Lowe’s Cos. cut its forecast for the second time this year, underscoring the shift away from big home-renovation projects after the pandemic boom.
For the full year, Lowe’s now sees same-store sales dropping 5%, worse than its prior expectation of a decline in the 2% to 4% range. The company also trimmed its profit outlook.
Lowe’s attributed the changes to few purchases on big-ticket items and a slowdown in spending on do-it-yourself projects in the third quarter ended Nov. 3. The DIY business accounts for about 75% of Lowe’s customer base. Demand from professional contractors is holding up better than that from the ordinary homeowners who account for most of Lowe’s sales.
The shares fell 2% at 9:35 a.m. in New York trading. The stock had risen 2.6% since the start of the year through Monday’s close, trailing the 18% gain for the S&P 500 Index.
Same-store sales at Lowe’s fell 7.4% in the third quarter, their fourth consecutive decline, the company said Tuesday. Analysts expected a 4.9% drop.
Rival Home Depot Inc. also reported a drop in comparable sales last week, along with narrowed guidance for the year. Both companies benefited during the pandemic when locked-down Americans took on renovations and historically low borrowing costs fueled new home purchases. Now, with elevated mortgage rates and a steep drop in home sales, Home Depot and Lowe’s are on track to report their first simultaneous declines in full-year revenue growth since fiscal 2010.

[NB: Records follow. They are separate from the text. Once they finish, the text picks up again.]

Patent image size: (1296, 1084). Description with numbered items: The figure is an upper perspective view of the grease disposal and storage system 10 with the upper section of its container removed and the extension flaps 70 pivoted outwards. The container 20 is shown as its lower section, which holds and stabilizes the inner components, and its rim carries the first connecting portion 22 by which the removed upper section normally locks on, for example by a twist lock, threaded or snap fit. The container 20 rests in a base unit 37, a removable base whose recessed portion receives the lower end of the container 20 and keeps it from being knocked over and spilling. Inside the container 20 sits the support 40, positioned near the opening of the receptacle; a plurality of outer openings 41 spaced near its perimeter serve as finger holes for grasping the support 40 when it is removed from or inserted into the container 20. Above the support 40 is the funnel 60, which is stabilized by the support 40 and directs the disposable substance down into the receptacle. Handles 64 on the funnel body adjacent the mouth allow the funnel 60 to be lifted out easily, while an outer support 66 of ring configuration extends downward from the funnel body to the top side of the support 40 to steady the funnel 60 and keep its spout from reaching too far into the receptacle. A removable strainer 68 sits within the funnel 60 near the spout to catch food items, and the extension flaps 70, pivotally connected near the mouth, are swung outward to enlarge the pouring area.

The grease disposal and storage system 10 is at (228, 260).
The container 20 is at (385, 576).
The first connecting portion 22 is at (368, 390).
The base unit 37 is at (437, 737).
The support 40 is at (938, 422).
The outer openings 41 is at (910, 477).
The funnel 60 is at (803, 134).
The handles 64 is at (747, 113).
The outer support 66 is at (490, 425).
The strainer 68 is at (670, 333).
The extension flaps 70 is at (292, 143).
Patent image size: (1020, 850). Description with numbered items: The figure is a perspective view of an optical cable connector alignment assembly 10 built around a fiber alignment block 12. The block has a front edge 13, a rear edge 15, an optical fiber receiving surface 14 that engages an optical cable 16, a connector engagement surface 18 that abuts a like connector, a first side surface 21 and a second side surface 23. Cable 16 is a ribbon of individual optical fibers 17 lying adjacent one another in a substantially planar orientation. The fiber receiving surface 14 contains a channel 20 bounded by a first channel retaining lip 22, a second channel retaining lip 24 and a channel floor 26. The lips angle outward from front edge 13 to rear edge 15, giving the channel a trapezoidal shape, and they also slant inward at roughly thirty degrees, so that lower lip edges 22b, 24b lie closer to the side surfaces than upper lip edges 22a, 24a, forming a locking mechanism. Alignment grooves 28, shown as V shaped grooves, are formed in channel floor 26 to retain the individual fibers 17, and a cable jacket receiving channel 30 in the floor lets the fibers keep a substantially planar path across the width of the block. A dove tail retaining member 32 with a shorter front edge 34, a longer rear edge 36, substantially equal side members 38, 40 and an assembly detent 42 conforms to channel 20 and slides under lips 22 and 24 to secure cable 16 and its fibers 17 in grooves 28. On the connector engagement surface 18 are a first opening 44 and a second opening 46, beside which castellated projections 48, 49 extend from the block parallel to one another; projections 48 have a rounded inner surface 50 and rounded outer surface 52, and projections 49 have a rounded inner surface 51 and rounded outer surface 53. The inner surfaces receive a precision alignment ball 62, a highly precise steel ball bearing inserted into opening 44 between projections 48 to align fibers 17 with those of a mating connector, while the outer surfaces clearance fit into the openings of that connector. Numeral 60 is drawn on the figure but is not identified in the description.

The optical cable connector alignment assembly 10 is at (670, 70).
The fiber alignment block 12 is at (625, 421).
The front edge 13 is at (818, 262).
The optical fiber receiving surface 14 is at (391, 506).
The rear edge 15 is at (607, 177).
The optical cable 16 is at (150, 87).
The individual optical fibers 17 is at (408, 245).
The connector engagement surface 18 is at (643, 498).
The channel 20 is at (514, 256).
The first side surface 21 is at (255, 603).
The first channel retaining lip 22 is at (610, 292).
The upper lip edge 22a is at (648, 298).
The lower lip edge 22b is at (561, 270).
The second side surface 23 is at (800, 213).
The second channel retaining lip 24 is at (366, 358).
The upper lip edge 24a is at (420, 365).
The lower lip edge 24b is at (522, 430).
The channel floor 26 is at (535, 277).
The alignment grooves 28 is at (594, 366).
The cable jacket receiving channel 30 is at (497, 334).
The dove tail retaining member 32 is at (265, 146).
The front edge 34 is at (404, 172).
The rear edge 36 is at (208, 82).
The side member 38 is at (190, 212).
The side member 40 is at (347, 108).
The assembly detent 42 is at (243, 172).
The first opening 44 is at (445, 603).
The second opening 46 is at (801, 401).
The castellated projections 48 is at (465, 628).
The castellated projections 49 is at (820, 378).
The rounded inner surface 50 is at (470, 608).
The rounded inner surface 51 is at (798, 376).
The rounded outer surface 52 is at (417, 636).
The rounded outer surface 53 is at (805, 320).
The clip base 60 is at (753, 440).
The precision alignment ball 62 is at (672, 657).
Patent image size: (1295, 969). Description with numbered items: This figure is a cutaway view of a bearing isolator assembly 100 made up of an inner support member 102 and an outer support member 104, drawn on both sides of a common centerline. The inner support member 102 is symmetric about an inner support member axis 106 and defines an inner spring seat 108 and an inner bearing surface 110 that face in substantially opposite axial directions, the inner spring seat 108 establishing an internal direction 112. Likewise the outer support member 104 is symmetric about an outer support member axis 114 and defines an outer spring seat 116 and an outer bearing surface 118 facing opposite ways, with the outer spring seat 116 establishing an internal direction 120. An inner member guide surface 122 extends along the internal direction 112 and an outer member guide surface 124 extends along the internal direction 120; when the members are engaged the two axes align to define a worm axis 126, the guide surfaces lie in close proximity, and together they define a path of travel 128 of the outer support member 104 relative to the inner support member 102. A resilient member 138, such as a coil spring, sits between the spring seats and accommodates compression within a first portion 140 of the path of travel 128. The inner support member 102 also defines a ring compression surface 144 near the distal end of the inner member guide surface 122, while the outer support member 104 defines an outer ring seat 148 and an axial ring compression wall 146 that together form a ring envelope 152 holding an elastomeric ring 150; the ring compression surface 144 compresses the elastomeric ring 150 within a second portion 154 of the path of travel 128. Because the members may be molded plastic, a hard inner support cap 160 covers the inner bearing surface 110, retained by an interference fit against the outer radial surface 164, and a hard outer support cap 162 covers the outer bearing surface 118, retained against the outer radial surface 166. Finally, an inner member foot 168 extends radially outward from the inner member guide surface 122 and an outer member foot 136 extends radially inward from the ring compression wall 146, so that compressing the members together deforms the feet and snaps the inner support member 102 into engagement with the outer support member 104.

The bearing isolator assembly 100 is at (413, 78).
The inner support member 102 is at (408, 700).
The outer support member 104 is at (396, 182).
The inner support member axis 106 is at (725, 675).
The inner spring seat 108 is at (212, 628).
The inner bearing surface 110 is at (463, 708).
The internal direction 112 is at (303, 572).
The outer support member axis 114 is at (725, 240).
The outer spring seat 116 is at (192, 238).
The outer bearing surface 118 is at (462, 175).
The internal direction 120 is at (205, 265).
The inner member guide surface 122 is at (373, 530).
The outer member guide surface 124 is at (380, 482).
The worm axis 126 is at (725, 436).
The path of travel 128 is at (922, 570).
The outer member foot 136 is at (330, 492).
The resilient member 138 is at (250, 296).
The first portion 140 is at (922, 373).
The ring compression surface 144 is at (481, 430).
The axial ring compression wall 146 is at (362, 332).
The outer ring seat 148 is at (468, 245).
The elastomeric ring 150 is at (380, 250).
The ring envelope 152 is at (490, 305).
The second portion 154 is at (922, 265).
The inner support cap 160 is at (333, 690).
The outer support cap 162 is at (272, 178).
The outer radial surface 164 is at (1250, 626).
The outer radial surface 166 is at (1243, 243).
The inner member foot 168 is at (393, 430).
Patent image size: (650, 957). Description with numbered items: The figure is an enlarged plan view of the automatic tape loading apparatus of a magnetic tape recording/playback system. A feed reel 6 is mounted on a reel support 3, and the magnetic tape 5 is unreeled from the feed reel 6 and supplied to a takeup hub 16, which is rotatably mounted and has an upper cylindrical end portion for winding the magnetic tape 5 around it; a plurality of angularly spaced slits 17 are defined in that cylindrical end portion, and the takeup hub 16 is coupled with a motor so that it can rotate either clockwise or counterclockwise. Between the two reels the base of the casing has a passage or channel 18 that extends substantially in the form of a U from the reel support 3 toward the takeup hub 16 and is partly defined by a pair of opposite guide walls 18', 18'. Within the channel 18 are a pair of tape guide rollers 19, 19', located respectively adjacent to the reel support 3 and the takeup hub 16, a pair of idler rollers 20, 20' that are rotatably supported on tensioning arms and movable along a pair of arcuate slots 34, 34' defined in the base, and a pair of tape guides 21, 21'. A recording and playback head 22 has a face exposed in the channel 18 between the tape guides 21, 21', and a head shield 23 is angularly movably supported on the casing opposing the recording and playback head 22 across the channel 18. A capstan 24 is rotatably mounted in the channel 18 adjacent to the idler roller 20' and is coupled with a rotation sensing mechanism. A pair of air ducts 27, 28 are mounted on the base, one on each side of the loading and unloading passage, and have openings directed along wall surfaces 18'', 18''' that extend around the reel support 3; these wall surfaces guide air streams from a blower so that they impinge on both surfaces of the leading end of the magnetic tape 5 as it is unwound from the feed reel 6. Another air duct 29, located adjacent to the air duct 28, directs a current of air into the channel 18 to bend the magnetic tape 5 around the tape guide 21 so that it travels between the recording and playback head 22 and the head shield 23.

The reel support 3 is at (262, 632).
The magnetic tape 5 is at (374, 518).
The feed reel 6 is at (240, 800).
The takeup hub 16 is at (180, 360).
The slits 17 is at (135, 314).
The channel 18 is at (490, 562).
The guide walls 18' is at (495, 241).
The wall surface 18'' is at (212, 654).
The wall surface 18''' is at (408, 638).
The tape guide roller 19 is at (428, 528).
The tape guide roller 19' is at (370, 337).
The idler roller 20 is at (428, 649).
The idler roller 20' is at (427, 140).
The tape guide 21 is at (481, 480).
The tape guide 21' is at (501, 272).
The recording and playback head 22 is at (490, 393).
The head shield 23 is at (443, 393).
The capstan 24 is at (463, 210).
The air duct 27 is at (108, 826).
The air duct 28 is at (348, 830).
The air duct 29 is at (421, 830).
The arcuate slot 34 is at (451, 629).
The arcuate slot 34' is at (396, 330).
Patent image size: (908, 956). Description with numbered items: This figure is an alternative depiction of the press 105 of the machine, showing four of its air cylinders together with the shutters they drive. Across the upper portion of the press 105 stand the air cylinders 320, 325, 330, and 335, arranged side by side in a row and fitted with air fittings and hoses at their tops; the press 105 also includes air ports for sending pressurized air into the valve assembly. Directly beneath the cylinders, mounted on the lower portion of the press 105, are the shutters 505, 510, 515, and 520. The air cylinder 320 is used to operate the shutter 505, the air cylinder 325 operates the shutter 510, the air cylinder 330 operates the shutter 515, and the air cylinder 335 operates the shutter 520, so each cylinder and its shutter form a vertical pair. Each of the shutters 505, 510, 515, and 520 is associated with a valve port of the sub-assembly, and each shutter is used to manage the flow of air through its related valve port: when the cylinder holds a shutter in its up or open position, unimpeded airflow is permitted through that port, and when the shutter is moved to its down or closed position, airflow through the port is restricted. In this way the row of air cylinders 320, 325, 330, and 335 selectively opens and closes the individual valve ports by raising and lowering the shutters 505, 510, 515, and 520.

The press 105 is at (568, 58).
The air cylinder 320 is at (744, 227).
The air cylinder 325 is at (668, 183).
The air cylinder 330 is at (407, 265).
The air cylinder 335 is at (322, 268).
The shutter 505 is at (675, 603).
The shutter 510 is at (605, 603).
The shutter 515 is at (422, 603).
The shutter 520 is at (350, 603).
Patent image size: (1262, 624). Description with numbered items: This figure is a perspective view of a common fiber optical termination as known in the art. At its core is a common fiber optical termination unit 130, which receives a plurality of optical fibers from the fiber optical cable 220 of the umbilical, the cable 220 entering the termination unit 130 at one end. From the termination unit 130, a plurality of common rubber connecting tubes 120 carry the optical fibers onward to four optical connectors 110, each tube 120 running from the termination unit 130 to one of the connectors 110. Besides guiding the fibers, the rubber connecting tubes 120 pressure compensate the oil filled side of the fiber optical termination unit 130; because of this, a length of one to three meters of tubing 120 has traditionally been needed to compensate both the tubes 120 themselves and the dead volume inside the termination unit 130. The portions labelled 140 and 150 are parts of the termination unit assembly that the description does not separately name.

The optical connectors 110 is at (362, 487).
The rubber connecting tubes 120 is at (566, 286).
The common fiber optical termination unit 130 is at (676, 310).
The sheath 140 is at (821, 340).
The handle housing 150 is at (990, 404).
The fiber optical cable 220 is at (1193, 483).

Drew Reading, an analyst at Bloomberg Intelligence, isn’t convinced that Lowe’s will be able to right the ship soon. He called projections for sales to rebound next year “optimistic” and said recent store traffic remains weak and behind that at Home Depot, which relies more on contractors and less on DIY demand.
Lowe’s forecast cut “reflects persistent weakness in discretionary DIY spending amid an increasingly challenging consumer backdrop,” Reading said.